As we mentioned, the mob may focus most of its attention on public figures, but its effect on others is undeniable. It’s one thing if your humble authors get excoriated for what-have-you. It’s not pleasant, but we signed up for it in a way that the reticent Facebook user we described earlier did not. To quote The Godfather II, “This is the business we’ve chosen.” We actively decided to jump into the political fray and live relatively public lives. Nonetheless, average people are more aware than ever that their association with the “wrong” fried chicken joint, Internet browser, breast cancer charity, packaged pasta, children’s toy, Halloween costume, TV channel, TV show, word, diaper, school, and even comedian can be the source of potential scrutiny and judgment. Choose incorrectly on any of these fronts, and you’re liable to be branded a hater, a racist, a troglodyte.
The weaponization of outrage for ideological and partisan ends is out of control.
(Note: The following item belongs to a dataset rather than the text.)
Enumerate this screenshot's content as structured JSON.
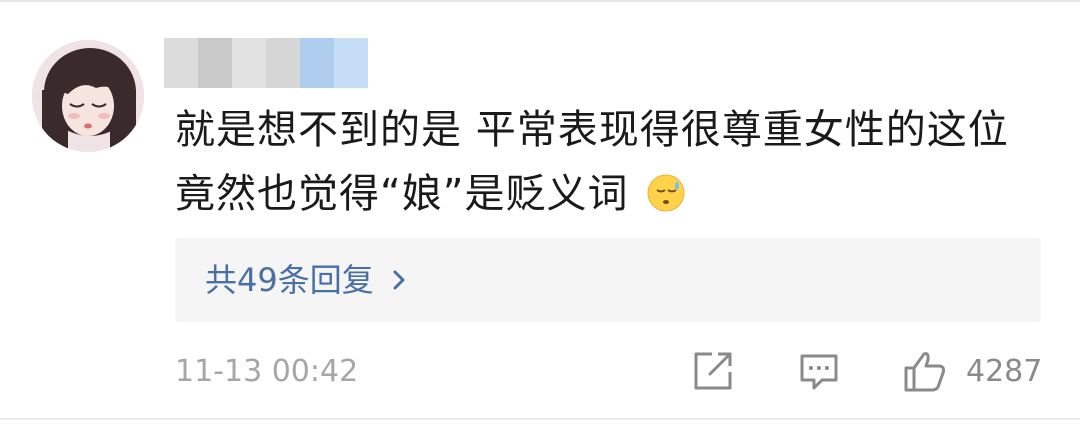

Widespread use of social media as a debate forum (and an efficient multiplier of outrage), an increasingly sophisticated political organizing class that knows how to build mere offense into campaign offensive, and a twenty-four-hour media environment that thrives on anything that resembles outrage has whipped up a perfect storm of perpetual, mechanized offense.
1 Though that “Yo quiero Taco Bell” Chihuahua could be of questionable cultural sensitivity, so watch out.
2 “Liberals” against art!
3 Our lawyers inform us that the correct term is fellow citizens. We regret the error.
4 In 2012, a look at nine governors in the Democratic Governors Association’s leadership ranks showed the average percentage of women in cabinet positions was a mere 24 percent.
5 In an incident of achingly poetic irony, “Binders Full of Women Writers,” a private Facebook group for the type of female writers and activists who objected to Romney’s phrasing, itself descended into “bitter identity-politics recriminations, endlessly litigating the fraught requirements of p.c. discourse,” according to Jonathan Chait’s 2015 reporting for New York magazine. Perfect.